Nesse momento, a velha cigana tira a chaleira do fogo e nos serve o chá que preparava. Perguntei o que eram aquelas ervas, e ela me disse que eram folhas fortificantes, que seriam boas para o resto da nossa caminhada.

O chá era bom, tinha um aroma forte, mas seu gosto era agradável. A bebida quente parecia ser também calmante, pois me senti sonolento alguns minutos depois. Aticei o fogo, arrumei a minha cama e a da velha cigana e fomos dormir.

Tive um sono agitado durante a noite. Sonhei que estava morrendo afogado, numa cena bem parecida com a que realmente tinha acontecido, quando eu era criança e fiquei preso no ralo da piscina do clube. Fiquei muito tempo submerso, e só fui salvo porque meu irmão mais velho sentiu minha falta no meio das crianças que brincavam na água. O salva vidas do clube disse que tinha sido um milagre....

A palavra milagre ecoando na minha mente me fez acordar. Eu ofegava e, apesar da fria manhã de julho, estava suando. Olhei pro lado e a cigana havia partido. O fogo havia se apagado, sobravam apenas as brasas ainda incandescestes e a chaleira ainda com um pouco de chá que a velha havia me servido.

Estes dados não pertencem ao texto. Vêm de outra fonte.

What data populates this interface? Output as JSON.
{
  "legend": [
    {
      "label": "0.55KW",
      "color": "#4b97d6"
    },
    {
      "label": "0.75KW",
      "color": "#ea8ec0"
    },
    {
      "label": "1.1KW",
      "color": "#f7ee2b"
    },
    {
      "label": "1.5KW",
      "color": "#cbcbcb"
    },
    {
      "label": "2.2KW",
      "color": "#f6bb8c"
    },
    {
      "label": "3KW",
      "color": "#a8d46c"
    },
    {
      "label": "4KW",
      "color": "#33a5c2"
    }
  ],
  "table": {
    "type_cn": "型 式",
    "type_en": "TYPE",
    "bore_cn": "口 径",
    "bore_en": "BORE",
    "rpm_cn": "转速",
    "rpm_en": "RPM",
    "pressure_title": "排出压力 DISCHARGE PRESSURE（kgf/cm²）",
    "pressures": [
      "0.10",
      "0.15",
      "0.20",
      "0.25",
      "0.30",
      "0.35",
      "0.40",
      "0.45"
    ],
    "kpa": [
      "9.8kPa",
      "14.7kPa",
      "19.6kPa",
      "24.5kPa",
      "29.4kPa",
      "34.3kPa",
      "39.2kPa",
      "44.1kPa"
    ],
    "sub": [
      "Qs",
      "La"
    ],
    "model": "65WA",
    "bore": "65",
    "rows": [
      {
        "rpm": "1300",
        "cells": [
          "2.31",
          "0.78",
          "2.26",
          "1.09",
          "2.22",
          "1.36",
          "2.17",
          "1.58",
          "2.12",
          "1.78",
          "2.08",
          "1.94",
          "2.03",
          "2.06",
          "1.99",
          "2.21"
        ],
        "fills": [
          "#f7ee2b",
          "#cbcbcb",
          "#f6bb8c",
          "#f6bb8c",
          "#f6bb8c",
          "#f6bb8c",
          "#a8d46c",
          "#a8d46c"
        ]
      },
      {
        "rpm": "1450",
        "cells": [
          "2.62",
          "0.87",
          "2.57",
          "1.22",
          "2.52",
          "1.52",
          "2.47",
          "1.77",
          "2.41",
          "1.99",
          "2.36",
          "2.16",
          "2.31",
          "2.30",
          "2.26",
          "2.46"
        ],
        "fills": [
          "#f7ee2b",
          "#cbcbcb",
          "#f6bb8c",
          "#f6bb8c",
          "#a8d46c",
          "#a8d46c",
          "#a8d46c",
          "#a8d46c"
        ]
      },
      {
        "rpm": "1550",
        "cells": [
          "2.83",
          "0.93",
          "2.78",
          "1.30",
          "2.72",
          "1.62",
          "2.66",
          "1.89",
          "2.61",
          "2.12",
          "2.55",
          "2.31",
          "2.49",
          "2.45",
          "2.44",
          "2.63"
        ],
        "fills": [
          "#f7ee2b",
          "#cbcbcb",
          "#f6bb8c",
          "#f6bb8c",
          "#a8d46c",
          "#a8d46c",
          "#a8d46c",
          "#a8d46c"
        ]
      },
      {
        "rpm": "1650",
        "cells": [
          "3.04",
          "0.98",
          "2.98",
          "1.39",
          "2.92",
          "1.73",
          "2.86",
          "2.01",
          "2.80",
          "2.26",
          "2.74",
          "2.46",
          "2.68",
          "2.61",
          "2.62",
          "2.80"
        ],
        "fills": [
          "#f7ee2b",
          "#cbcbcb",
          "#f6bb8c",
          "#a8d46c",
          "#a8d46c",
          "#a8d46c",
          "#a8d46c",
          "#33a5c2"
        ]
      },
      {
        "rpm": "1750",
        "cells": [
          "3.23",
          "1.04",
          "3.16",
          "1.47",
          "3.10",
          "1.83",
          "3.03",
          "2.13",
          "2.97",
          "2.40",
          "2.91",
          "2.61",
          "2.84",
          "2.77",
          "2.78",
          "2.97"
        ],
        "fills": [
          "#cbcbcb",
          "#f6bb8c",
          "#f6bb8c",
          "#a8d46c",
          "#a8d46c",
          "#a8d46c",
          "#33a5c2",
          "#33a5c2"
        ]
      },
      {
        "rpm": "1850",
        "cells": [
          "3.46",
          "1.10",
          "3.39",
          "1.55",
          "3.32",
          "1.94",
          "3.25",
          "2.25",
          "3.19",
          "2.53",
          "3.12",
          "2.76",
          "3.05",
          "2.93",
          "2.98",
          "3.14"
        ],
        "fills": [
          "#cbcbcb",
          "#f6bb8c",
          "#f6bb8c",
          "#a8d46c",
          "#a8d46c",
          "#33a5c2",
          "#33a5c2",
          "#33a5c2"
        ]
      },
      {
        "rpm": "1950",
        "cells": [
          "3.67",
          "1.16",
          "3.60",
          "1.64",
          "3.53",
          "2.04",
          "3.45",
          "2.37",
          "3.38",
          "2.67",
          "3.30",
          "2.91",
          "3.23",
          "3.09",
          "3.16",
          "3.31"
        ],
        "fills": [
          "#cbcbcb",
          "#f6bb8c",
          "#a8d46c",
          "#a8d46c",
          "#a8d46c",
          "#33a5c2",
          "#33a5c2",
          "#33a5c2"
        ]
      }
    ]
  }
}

Confesso que estava um pouco impressionado com a história que a velha cigana me contou. Mas depois de lavar o rosto, vi que tudo não passava de uma superstição de uma idosa senil. Achei até divertido meu ligeiro receio. Devia estar na hora de voltar para civilização. O tempo solitário havia me deixado meio confuso. Desmontei o acampamento, juntei minhas coisas e parti, em direção à rodovia de onde eu havia chegado. Me perguntei pra onde teria ido a velhota...seu rosto pardo e encarquilhado não me saia da cabeça.

O tempo seco de inverno deixou o barro do caminho poeirento, e enquanto eu arrumava minhas coisas notei que meus pés deixavam profundas pegadas no caminho. O que eu achei curioso, depois de pensar um pouco, é que só haviam as marcas do meu sapato na terra. Não consegui ver por que caminho a velha tinha partido. Seus pés não deixaram rastros.